Sql-server – Nonclustered index column order

nonclustered-indexsql serversql-server-2008

I have a nonclustered index (called NCIDX1) on col1, col2 of a table. I included col3, col4, col5, col6 as included columns in this order.

If I run the following query:

select 
     col1,col2 
from 
     tbl1
where 
     col3 = something
and
     col4 = something
and
     col5 = something

Is it any different than running:

select 
     col3,col2 ,col4
from 
     tbl1
where 
     col1 = something
and
     col5 = something

?

What I am trying to say is, when we create a covering index like the above, and we change the order in which we are accessing data, will it still take advantage of this covering index?

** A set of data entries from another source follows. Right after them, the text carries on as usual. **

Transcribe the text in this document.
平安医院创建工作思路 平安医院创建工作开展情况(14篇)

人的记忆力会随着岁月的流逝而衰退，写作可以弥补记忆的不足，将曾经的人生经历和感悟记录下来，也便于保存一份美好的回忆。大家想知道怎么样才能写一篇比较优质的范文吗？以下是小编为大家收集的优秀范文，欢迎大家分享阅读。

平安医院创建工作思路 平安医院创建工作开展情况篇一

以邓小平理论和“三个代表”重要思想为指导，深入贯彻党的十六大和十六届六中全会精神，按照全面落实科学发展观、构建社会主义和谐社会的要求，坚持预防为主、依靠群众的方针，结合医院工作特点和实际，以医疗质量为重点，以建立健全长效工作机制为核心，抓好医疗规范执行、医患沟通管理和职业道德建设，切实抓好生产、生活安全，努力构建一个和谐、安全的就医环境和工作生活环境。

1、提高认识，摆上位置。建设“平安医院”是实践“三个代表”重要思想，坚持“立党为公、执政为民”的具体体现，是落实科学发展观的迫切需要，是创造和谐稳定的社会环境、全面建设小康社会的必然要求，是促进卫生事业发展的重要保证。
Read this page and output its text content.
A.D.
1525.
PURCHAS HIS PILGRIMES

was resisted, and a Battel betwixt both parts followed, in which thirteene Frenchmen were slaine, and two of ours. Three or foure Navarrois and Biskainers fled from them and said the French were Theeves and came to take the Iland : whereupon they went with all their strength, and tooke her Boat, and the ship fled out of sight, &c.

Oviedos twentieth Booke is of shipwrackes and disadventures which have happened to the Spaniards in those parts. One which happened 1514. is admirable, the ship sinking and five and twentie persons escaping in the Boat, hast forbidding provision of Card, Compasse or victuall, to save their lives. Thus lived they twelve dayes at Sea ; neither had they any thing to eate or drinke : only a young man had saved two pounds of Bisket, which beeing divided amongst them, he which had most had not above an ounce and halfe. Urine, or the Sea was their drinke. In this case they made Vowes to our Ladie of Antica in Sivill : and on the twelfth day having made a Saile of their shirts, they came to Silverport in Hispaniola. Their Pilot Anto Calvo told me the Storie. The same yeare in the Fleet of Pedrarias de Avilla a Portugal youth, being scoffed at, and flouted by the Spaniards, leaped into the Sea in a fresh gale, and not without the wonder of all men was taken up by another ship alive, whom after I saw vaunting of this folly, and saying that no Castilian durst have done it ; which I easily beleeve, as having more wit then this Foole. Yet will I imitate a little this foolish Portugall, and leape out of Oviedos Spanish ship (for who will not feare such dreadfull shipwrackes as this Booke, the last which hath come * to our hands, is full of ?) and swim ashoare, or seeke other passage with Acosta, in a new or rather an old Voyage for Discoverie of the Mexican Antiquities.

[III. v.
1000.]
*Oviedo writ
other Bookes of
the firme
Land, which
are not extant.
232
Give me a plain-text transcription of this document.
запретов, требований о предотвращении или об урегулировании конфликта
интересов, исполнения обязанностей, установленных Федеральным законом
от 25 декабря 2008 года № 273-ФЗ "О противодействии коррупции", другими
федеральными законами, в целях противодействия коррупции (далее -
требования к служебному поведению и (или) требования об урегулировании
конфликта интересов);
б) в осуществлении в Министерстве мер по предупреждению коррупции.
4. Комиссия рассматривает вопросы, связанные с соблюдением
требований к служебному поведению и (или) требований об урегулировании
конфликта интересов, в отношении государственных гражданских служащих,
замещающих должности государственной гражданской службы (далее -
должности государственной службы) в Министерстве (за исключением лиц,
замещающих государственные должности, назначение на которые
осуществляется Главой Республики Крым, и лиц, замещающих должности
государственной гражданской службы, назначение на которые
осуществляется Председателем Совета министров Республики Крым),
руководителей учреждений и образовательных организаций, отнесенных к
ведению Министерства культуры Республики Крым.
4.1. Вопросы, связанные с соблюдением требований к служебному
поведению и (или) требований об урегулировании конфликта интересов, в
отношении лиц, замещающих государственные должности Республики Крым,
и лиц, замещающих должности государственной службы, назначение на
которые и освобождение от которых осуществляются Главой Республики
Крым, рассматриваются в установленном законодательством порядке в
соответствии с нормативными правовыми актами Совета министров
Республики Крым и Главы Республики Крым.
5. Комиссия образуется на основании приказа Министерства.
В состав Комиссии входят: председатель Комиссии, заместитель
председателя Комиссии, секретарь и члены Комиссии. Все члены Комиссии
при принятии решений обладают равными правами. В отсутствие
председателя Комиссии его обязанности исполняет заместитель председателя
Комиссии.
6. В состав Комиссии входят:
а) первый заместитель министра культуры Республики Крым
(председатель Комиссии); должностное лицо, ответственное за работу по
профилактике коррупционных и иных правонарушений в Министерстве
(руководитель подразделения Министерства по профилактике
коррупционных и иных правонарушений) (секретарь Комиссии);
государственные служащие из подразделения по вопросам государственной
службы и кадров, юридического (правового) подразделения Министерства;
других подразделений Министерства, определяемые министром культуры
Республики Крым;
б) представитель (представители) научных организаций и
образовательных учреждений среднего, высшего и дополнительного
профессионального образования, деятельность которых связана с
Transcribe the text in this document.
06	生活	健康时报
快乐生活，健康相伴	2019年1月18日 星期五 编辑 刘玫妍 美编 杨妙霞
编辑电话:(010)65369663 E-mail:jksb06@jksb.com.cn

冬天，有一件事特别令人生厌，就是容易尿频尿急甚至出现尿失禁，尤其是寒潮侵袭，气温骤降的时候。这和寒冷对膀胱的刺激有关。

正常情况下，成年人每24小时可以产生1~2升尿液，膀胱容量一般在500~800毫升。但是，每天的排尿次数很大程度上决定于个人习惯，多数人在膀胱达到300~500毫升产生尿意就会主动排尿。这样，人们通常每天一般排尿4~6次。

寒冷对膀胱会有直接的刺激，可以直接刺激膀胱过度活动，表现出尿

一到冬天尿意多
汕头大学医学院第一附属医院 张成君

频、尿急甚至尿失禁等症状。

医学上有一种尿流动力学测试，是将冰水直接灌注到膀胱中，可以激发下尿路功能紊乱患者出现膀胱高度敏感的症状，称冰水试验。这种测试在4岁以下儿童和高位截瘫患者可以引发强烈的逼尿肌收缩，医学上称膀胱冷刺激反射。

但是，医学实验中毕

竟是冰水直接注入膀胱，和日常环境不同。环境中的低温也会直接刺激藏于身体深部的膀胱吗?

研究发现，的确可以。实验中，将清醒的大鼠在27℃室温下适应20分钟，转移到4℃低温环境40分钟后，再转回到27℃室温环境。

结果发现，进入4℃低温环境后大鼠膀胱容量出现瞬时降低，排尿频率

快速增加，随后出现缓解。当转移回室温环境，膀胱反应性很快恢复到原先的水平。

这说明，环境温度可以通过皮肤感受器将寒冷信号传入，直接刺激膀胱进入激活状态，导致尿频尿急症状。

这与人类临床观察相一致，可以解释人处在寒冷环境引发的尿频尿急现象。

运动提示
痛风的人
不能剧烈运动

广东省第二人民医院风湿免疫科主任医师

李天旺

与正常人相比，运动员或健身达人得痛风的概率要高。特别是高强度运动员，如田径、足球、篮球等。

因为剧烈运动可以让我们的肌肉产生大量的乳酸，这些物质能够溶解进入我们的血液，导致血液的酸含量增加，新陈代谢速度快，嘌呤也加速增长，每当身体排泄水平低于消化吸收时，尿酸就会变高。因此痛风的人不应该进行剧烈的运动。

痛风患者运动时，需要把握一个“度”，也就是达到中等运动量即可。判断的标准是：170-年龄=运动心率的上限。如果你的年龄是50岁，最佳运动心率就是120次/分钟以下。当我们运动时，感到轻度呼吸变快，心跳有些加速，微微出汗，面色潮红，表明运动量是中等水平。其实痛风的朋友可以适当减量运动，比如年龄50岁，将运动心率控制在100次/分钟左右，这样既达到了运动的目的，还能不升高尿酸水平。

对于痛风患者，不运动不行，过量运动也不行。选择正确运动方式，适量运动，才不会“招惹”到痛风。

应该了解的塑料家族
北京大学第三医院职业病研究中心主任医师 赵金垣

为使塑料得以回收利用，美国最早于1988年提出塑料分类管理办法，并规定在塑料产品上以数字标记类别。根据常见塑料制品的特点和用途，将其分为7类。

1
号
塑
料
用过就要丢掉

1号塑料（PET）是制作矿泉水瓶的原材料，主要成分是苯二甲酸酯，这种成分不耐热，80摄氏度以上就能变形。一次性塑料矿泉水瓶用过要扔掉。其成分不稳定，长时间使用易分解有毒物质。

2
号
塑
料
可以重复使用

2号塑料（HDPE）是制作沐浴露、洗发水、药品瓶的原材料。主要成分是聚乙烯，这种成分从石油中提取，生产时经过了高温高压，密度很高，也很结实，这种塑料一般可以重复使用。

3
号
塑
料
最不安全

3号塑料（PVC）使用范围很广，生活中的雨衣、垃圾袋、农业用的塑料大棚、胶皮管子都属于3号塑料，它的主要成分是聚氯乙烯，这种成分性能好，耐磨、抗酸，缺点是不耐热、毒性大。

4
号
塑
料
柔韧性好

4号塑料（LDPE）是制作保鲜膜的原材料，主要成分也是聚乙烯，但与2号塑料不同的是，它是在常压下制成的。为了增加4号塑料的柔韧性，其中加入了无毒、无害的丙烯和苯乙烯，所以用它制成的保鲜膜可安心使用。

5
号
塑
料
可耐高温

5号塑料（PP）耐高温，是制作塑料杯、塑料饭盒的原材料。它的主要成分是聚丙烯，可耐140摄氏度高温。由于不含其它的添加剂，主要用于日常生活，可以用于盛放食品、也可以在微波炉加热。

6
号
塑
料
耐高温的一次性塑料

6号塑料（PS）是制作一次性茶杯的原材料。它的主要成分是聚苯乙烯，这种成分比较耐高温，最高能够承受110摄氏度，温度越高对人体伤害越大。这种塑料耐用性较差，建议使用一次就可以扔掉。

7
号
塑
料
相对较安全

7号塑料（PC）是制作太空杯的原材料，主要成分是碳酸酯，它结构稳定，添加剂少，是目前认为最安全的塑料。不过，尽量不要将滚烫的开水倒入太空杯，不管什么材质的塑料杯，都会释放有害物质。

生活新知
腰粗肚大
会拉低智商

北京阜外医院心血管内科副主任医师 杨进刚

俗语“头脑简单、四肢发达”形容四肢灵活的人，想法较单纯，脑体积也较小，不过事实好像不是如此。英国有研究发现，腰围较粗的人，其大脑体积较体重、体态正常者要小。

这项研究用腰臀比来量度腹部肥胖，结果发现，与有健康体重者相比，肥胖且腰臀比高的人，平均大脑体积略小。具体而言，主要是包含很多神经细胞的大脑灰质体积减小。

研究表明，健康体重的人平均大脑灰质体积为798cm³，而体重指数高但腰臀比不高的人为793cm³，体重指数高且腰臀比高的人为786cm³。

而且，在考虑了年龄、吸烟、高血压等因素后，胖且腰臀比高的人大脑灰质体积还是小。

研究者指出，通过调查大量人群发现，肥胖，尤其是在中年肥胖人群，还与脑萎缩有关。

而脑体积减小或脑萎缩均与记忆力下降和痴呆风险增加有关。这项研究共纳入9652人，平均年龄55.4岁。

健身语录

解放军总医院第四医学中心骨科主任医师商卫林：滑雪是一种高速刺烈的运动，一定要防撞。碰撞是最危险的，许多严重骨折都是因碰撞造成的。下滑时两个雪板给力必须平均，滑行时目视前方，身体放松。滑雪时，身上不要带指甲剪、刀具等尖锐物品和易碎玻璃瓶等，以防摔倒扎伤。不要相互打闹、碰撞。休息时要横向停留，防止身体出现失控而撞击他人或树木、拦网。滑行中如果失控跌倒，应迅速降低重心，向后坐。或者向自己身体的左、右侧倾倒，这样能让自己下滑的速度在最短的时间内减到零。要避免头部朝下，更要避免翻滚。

Also, the order of equality columns (amongst themselves) and non equality columns (amongst themselves)… does it matter? Like where equalitycol2='' and equalitycol1=''.

Best Answer

Generally, an index should be on

(equalitycol1, equalitycol2, ..., nonequalitycol1, , nonequalitycol2, ...)
INCLUDE
(outputonlycol1, outputonlycol2, ...)

Simply (ignoring ranges) this breaks down into

  • equalitycol: WHERE equalitycol = something. Most selective first. SARGable. Seeks.
  • nonequalitycol: WHERE nonequalitycol <> something. Residual filters
  • outputonlycol: SELECT outputonlycol. No filtering or ordering

ORDER BY and GROUP BY columns will be equality or non-equality columns.

In this case...

Query 1 doesn't match the index at all, really, so most likely won't use the index. However, the optimiser may decide it's cheaper to use the index then use other table access such as a table scan or a RID/bookmark lookup.

For query 2, the optimiser may decide to use the index because col1 would be an equality match. And then use the unsorted col5 from the INCLUDE. YMMV, but there is a higher chance.

For the WHERE clause order, no: the optimiser works it out. Two indexes (col1, col2) and (col2, col1) are different though. Note (col1, col2) will be contained by (col1, col2, col3, col4) though so the first isn't needed.